Online companies like Zynga have engineered growth this way as well. This method is capital-intensive. Established companies with access to capital markets have a competitive advantage in this kind of method.
These companies need to know a few things:
- How much they make on each additional customer
- How much it costs to get another customer
- At what scale the model reaches diminishing returns
This strategy may utilize brands that were once created by strategy #2. A few artists and writers invented the Amazing Spider-Man decades ago for a small audience of fanatics.
The operation that gets people to give a damn about The Amazing Spider-Man movie in 2012 relies on strategy #3 to tell people why they should buy a ticket.
Which Model Should I Use?
Every company in the world uses some mixture of these strategies at different times in its development. There are certainly nuances that I’ve either ignored or brushed over.
I’ve felt annoyed by a tendency that I see to turn arguments over strategy into religious debates. This is my attempt to correct that.
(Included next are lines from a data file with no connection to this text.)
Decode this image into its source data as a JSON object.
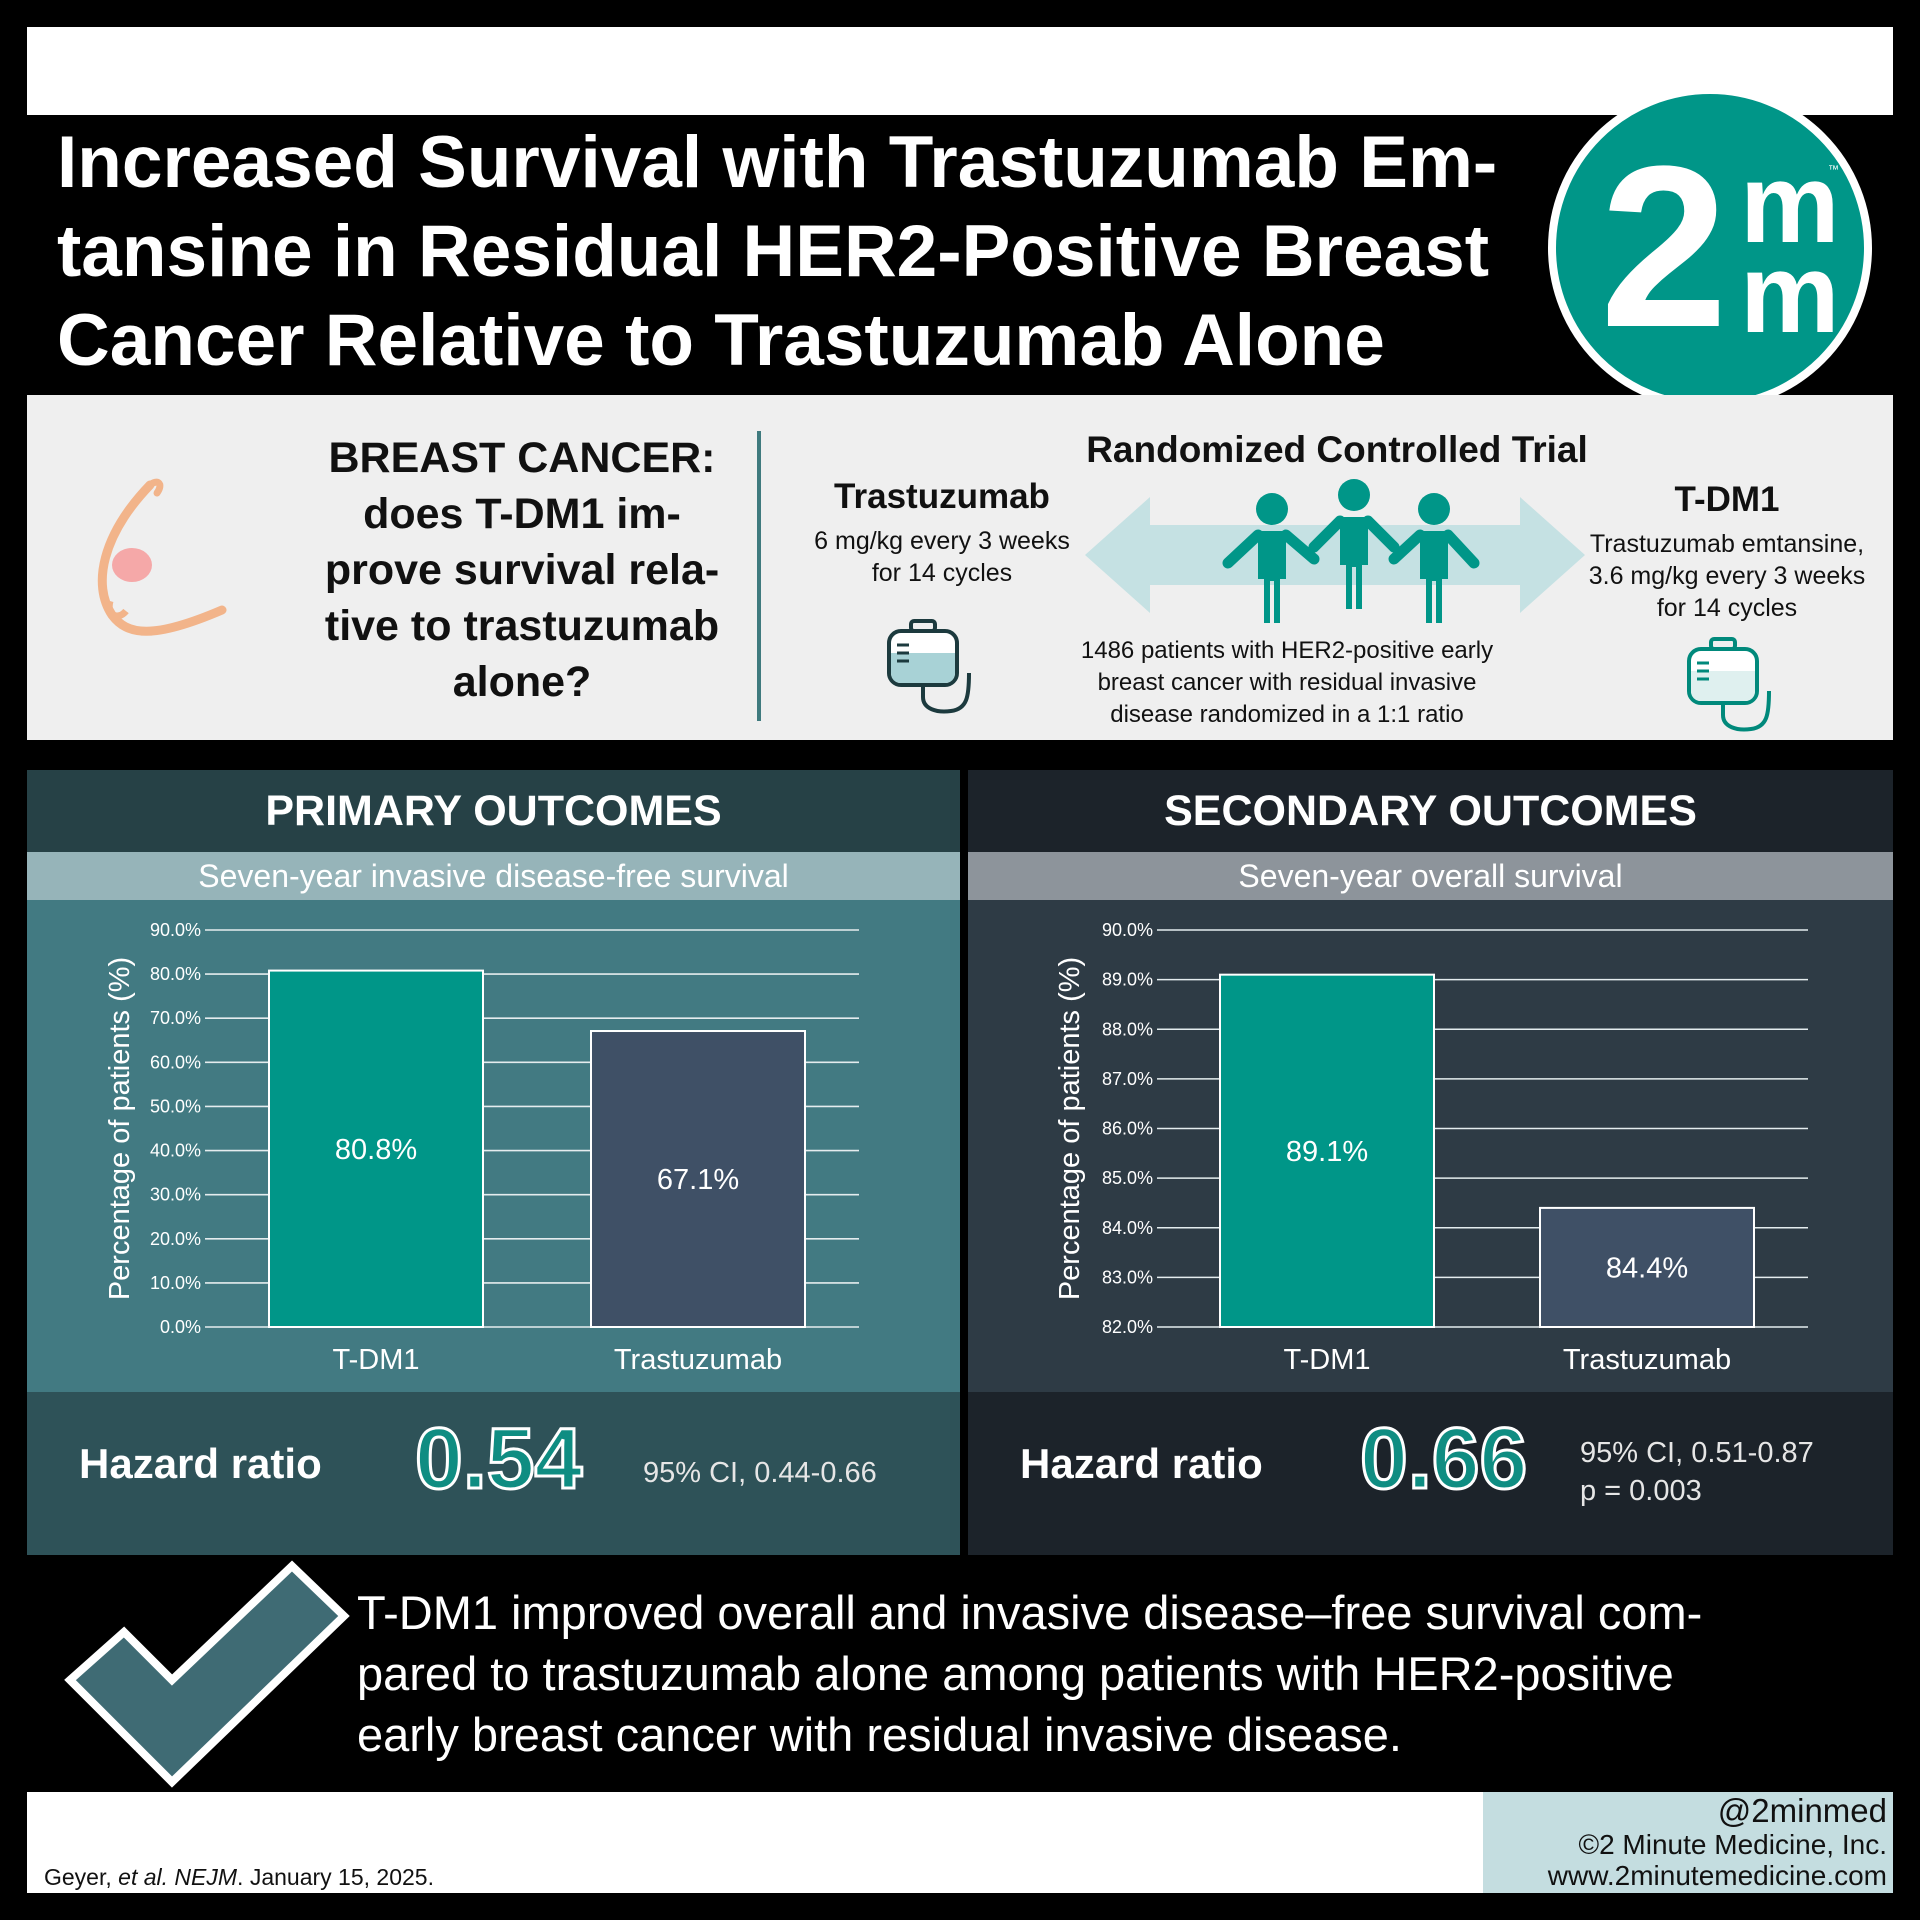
{
  "title": "Increased Survival with Trastuzumab Emtansine in Residual HER2-Positive Breast Cancer Relative to Trastuzumab Alone",
  "title_lines": [
    "Increased Survival with Trastuzumab Em-",
    "tansine in Residual HER2-Positive Breast",
    "Cancer Relative to Trastuzumab Alone"
  ],
  "logo": {
    "two": "2",
    "m": "m",
    "tm": "™"
  },
  "question_lines": [
    "BREAST CANCER:",
    "does T-DM1 im-",
    "prove survival rela-",
    "tive to trastuzumab",
    "alone?"
  ],
  "rct": {
    "title": "Randomized Controlled Trial",
    "arm_left": {
      "name": "Trastuzumab",
      "desc_lines": [
        "6 mg/kg every 3 weeks",
        "for 14 cycles"
      ]
    },
    "arm_right": {
      "name": "T-DM1",
      "desc_lines": [
        "Trastuzumab emtansine,",
        "3.6 mg/kg every 3 weeks",
        "for 14 cycles"
      ]
    },
    "patients_lines": [
      "1486 patients with HER2-positive early",
      "breast cancer with residual invasive",
      "disease randomized in a 1:1 ratio"
    ]
  },
  "colors": {
    "teal": "#009688",
    "slate": "#3f5066",
    "panel_primary": "#427a82",
    "panel_secondary": "#2e3b45"
  },
  "primary": {
    "heading": "PRIMARY OUTCOMES",
    "subheading": "Seven-year invasive disease-free survival",
    "hazard_label": "Hazard ratio",
    "hazard_value": "0.54",
    "ci_lines": [
      "95% CI, 0.44-0.66"
    ]
  },
  "secondary": {
    "heading": "SECONDARY OUTCOMES",
    "subheading": "Seven-year overall survival",
    "hazard_label": "Hazard ratio",
    "hazard_value": "0.66",
    "ci_lines": [
      "95% CI, 0.51-0.87",
      "p = 0.003"
    ]
  },
  "chart_data": [
    {
      "type": "bar",
      "title": "Seven-year invasive disease-free survival",
      "categories": [
        "T-DM1",
        "Trastuzumab"
      ],
      "values": [
        80.8,
        67.1
      ],
      "value_labels": [
        "80.8%",
        "67.1%"
      ],
      "ylabel": "Percentage of patients (%)",
      "ylim": [
        0,
        90
      ],
      "yticks": [
        "0.0%",
        "10.0%",
        "20.0%",
        "30.0%",
        "40.0%",
        "50.0%",
        "60.0%",
        "70.0%",
        "80.0%",
        "90.0%"
      ],
      "bar_colors": [
        "#009688",
        "#3f5066"
      ],
      "grid": true
    },
    {
      "type": "bar",
      "title": "Seven-year overall survival",
      "categories": [
        "T-DM1",
        "Trastuzumab"
      ],
      "values": [
        89.1,
        84.4
      ],
      "value_labels": [
        "89.1%",
        "84.4%"
      ],
      "ylabel": "Percentage of patients (%)",
      "ylim": [
        82,
        90
      ],
      "yticks": [
        "82.0%",
        "83.0%",
        "84.0%",
        "85.0%",
        "86.0%",
        "87.0%",
        "88.0%",
        "89.0%",
        "90.0%"
      ],
      "bar_colors": [
        "#009688",
        "#3f5066"
      ],
      "grid": true
    }
  ],
  "conclusion_lines": [
    "T-DM1 improved overall and invasive disease–free survival com-",
    "pared to trastuzumab alone among patients with HER2-positive",
    "early breast cancer with residual invasive disease."
  ],
  "citation": {
    "authors": "Geyer, ",
    "etal": "et al.",
    "journal": "NEJM",
    "date": ". January 15, 2025."
  },
  "credit": {
    "handle": "@2minmed",
    "copyright": "©2 Minute Medicine, Inc.",
    "url": "www.2minutemedicine.com"
  }
}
- #1 works to the strengths of companies at an early stage.
When it’s just two guys named ‘Steve’ trading computers for piles of dollars, it behooves you to get orders as you make the stuff. Otherwise, you could make too much stuff, or get too few dollars, and get kicked out of your garage.
- #2 works well for companies that have already established a brand.
- #3 works well for capital-rich companies that have established a competitive advantage.
If you run a super bowl ad for your cola start-up, Coca-Cola is going to kick your ass. You’ll spend 25% of the money that you raised on 30 seconds of attention, and you’ll piss off a company that will crush you for its own amusement.
Some executive in Atlanta is going to metaphorically break your teeth off, grind them into his Power-Smoothie, and drink it before his sunrise yoga class on a Sunday.
If you’re Pepsi, you can take those punches.
This approach is what a marketing consultant would call ‘inauthentic.’ It’s because you need to rent space from other people who already have some kind of vague credibility to push your message. You need to bribe/cajole/persuade the press to give your thing attention. You have to buy ad space from other guys. The market knows that whoever is pushing your stuff was paid to do it, so maybe they get a little wary of it.
If you’re Coca-Cola, you own tons of factories all over the world. You have the most brilliant flavor scientists in the world on your payroll. You can afford the most creative and effective ad agencies in the world — that know how to sell their products in every country in the world.
So, unless you’re Coke-sized, and you get into a fight with a Coke-scale competitor on their terms, you’ll need to gum your morning bagel for an hour to soften it enough for the enzymes in your drool to break it down so that you can swallow small portions of it without choking.
Mass-market advertising only works well if you have the capital and expertise to fund it, and have the money to out-bid your competitors on the same scarce space that they’re buying. This is why Jones Soda Co. doesn’t buy Super Bowl ads.